Tuesday, September 11, 2018

Elevator Speech econ #3—Producer vs Predators


I have been reviewing my old posts based on number of pageviews. The readers of this blog are exceedingly perceptive. I also found a potential post that never got the publish button. Interesting because the "elevator speeches" got significant hits. In fact, they will be included in a minor page redesign.



If you are of the mind that the study of economics should concentrate on the actions within a society that provide for the material needs in life, eventually it becomes clear that the most important distinction in life is that there is an enormous difference between talking about a problem and solving one.  Understand this, and the rest of life is details.

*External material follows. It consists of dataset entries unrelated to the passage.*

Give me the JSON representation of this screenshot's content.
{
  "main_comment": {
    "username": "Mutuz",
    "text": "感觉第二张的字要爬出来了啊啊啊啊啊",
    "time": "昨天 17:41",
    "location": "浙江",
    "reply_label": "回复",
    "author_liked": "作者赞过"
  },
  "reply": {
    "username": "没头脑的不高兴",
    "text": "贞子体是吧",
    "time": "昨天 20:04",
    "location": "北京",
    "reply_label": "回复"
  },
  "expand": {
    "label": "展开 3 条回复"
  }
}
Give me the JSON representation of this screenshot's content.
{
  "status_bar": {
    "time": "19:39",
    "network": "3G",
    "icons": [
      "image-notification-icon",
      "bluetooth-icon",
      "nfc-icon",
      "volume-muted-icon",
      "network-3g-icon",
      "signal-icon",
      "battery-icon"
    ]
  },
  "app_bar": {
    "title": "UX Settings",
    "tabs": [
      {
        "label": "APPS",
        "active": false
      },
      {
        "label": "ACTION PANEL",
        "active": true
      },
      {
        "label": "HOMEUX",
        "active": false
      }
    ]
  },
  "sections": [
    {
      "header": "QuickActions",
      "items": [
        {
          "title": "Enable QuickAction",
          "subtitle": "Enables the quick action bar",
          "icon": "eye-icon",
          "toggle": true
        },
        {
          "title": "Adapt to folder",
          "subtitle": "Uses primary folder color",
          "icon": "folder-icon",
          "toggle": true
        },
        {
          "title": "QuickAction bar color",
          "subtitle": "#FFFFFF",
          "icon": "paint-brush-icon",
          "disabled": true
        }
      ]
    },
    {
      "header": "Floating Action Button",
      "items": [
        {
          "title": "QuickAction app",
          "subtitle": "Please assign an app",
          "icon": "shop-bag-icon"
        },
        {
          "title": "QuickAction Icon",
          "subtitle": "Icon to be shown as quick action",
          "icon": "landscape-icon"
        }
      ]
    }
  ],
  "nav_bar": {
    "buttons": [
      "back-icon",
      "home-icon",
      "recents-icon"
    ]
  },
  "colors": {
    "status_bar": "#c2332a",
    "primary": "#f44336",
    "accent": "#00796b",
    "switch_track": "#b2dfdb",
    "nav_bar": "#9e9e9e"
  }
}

(note about this illustration) I came across Thorstein Veblen's famous distinction between business and industry in 1982 and was just dazzled by the implications.  I was living in the American Midwest where the examples of the difference between industrial genius and financial maneuver were just everywhere.  While collecting all these examples, I discovered that this blinding flash of insight wasn't even Veblen's—it belonged to the agrarian radicals who were trying to solve the problems of settling previously untilled lands.  Veblen's father was a particularly fine example of one of those pioneer agrarian problem-solvers so he came by understanding as a child.  (Sure am glad I discovered this idea via Veblen, however!) For a more detailed explanation of the history of Producer-Predator thought, see Chapter Three of Elegant Technology.

But dividing the world into the problem-solving Producers and the Predators who make things worse by talking things to death while cornering the community's resources is much more than a cute parlor trick.  Turns out that the biggie problems facing the planet such as peak oil and climate change exist because of former problem-solving efforts gone wrong.  ANY meaningful plan to address these enormous dilemmas must understand HOW the Producer Classes solve problems so that our next attempts can yield a better outcome.

This idea that only a more enlightened breed of Producers could ever solve the BIG problems would drive the writing of Elegant Technology.  That's what Elegant Technology is—the social and economic support necessary to train and employ the Producers who can solve things like the end of the Age of Petroleum.